Food Republic's Global Tour De Pickle

Happy International Pickles Week, everyone! While it may not have anything on Food Republic's Macaroni Salad Week, I'm loving on the idea that everyone has barbecue sides on the mind. It is Grilling Month, after all. While we're at it, it's also Celiac Awareness Month for anyone humoring their trendsetting friends/family members/significant others/Miley Cyrus. And, what luck, pickles are gluten-free. Did the International Association of Dumbass Food Holidays plan the two events to coincide? They must have, it's just too convenient.

Pickles, back to my point, are an international phenomenon. Every food culture has them, and isn't afraid to use them. Even the word "pickle" means something different to everyone. In the United States and Canada, pickles refer to cucumbers.
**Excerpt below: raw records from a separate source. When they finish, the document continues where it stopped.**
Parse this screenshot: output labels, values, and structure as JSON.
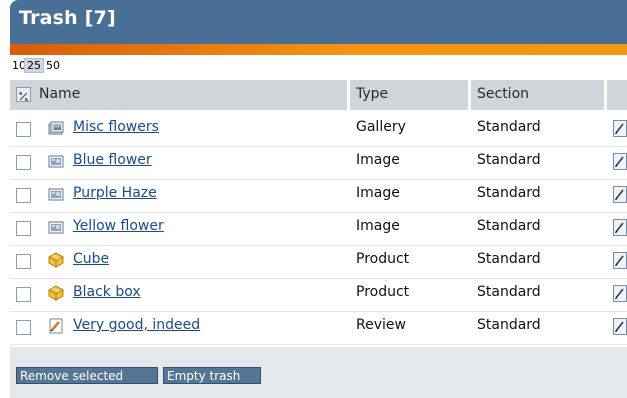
{
  "header": {
    "title": "Trash [7]"
  },
  "pager": {
    "options": [
      "10",
      "25",
      "50"
    ],
    "selected": "25"
  },
  "table": {
    "columns": {
      "name": "Name",
      "type": "Type",
      "section": "Section",
      "actions": ""
    },
    "rows": [
      {
        "name": "Misc flowers",
        "type": "Gallery",
        "section": "Standard",
        "icon": "gallery-icon"
      },
      {
        "name": "Blue flower",
        "type": "Image",
        "section": "Standard",
        "icon": "image-icon"
      },
      {
        "name": "Purple Haze",
        "type": "Image",
        "section": "Standard",
        "icon": "image-icon"
      },
      {
        "name": "Yellow flower",
        "type": "Image",
        "section": "Standard",
        "icon": "image-icon"
      },
      {
        "name": "Cube",
        "type": "Product",
        "section": "Standard",
        "icon": "product-icon"
      },
      {
        "name": "Black box",
        "type": "Product",
        "section": "Standard",
        "icon": "product-icon"
      },
      {
        "name": "Very good, indeed",
        "type": "Review",
        "section": "Standard",
        "icon": "review-icon"
      }
    ]
  },
  "footer": {
    "remove_label": "Remove selected",
    "empty_label": "Empty trash"
  },
  "colors": {
    "header": "#4a6f97",
    "accent": "#f39413",
    "link": "#1a4a8f",
    "button": "#557597"
  }
}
In England, a pickle is either a pickled onion or the short way of referring to a sweet and sour relish known as Branson's pickle. In India, pickle is a condiment made from mustard oil-cured fruits or vegetables left in the sun. And the tour goes on.
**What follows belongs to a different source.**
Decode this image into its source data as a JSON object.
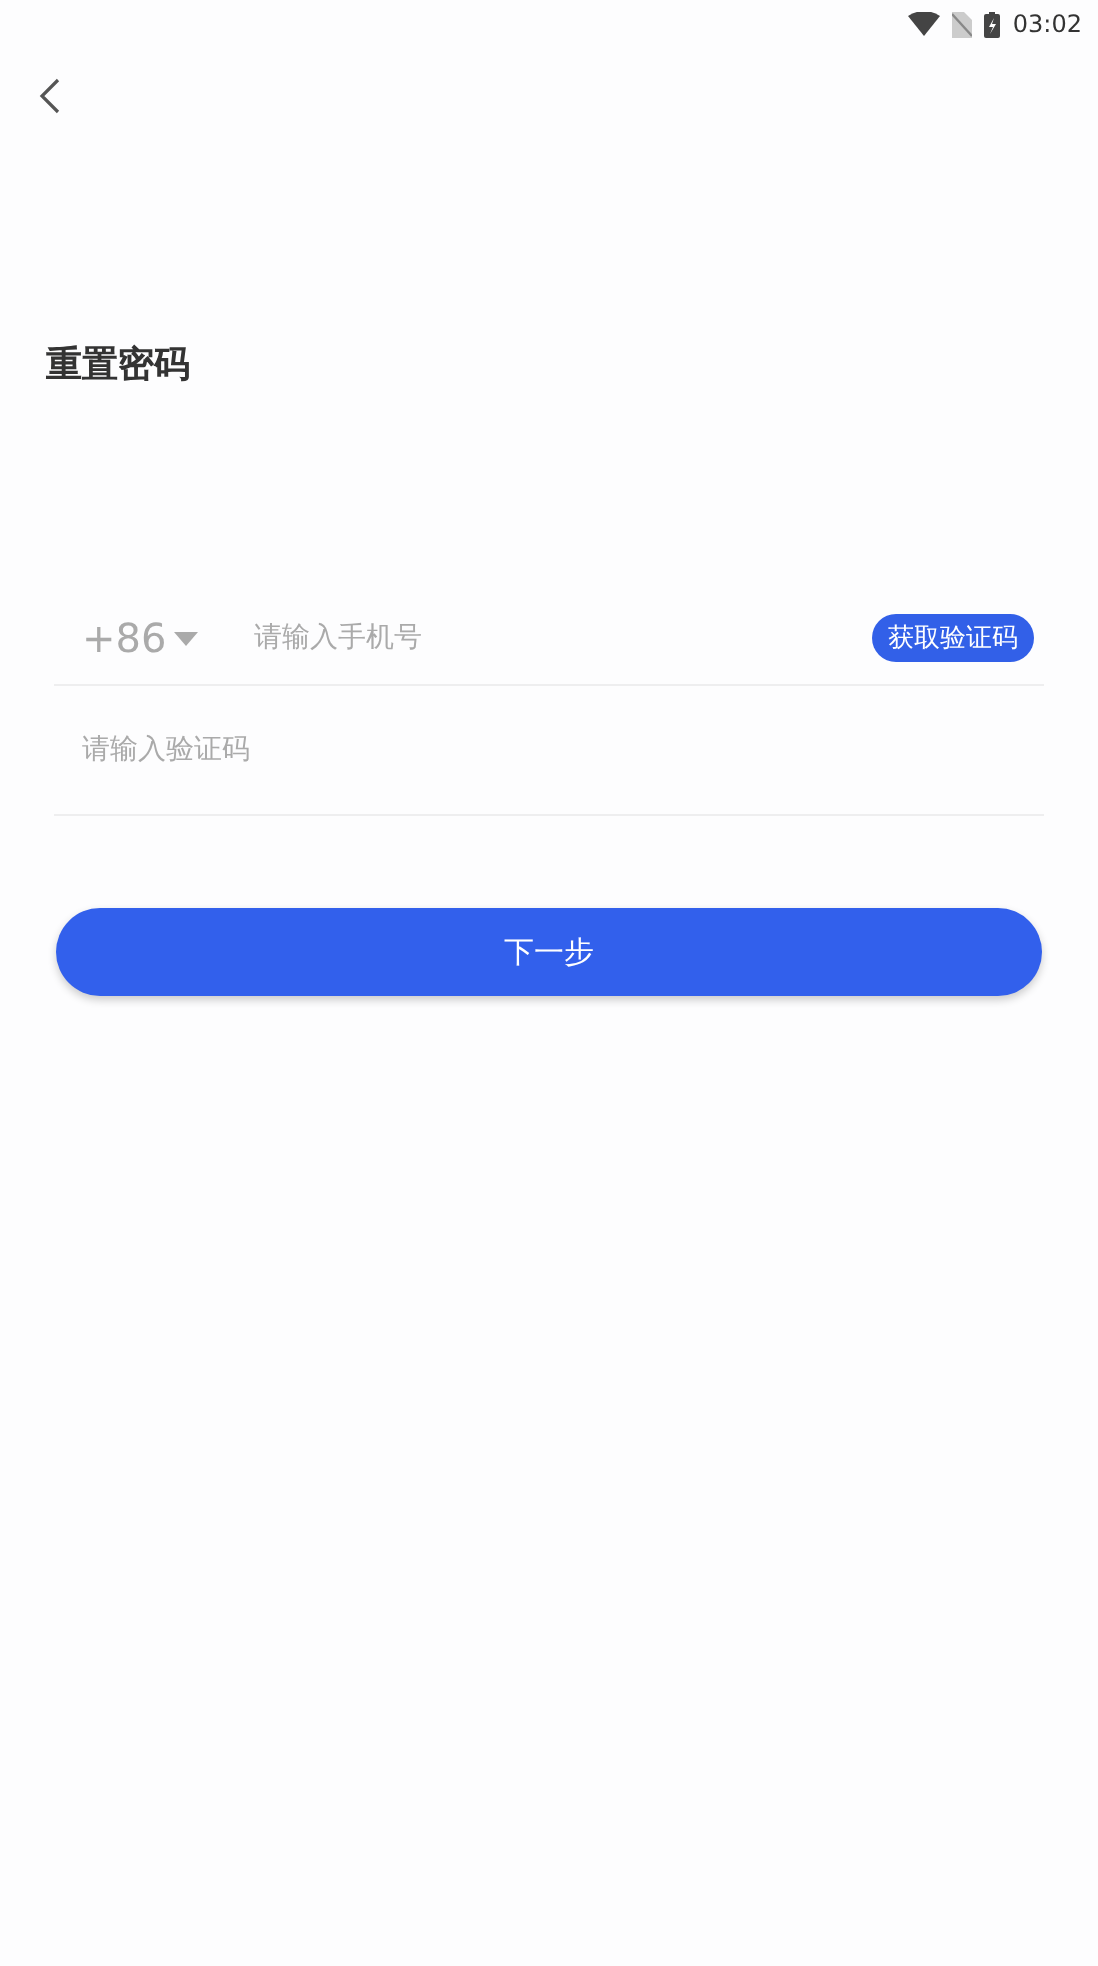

  • This, from the ever-baffling Wikipedia: "Koolickles" are a Southern treat consisting of pickles with Kool-Aid added to the brine. This is why jars are and should be hard to open. For everyone. Not just kids.
  • Japanese tsukemono is a dish of lightly brined cucumbers and onions (though other vegetables like daikon and carrots are sometimes used), served with absolutely everything that involves rice. So, everything.
  • Vietnamese pickled shallots are sweet, crunchy and super-addictive out of the jar. I discovered these while working as an intern at Saveur, where we were paid in odd things from the freebies table in the mail room. This discovery and a set of giant oversized novelty wine glasses made it totally worth it.
  • Pickled turnips colored bright magenta with beet juice are a common sight in the Middle East.
  • Hey look, the Brits peeled hard-boiled eggs and stuck them in jars of vinegar. Gross.
  • Moroccan pickled lemons season everything from couscous to tagines. Yes, I just named the two most Moroccan things besides pickled lemons that came to mind. These may be the easiest pickles to make ever: score tops of lemons, cram tightly into a jar with salt, and leave be.
  • Kimchi. Enough said.

Important thing to know: Amerigo Vespucci, New World explorer who loaned his moniker to the good 'ol U-S of A, was originally a pickle seller in his native Seville, Spain. Yes folks, we come from pickles and dreams really can come true. Here are five additional very important things to know about pickling. You only have three days left. Find a pickle-friendly lunch and have at it.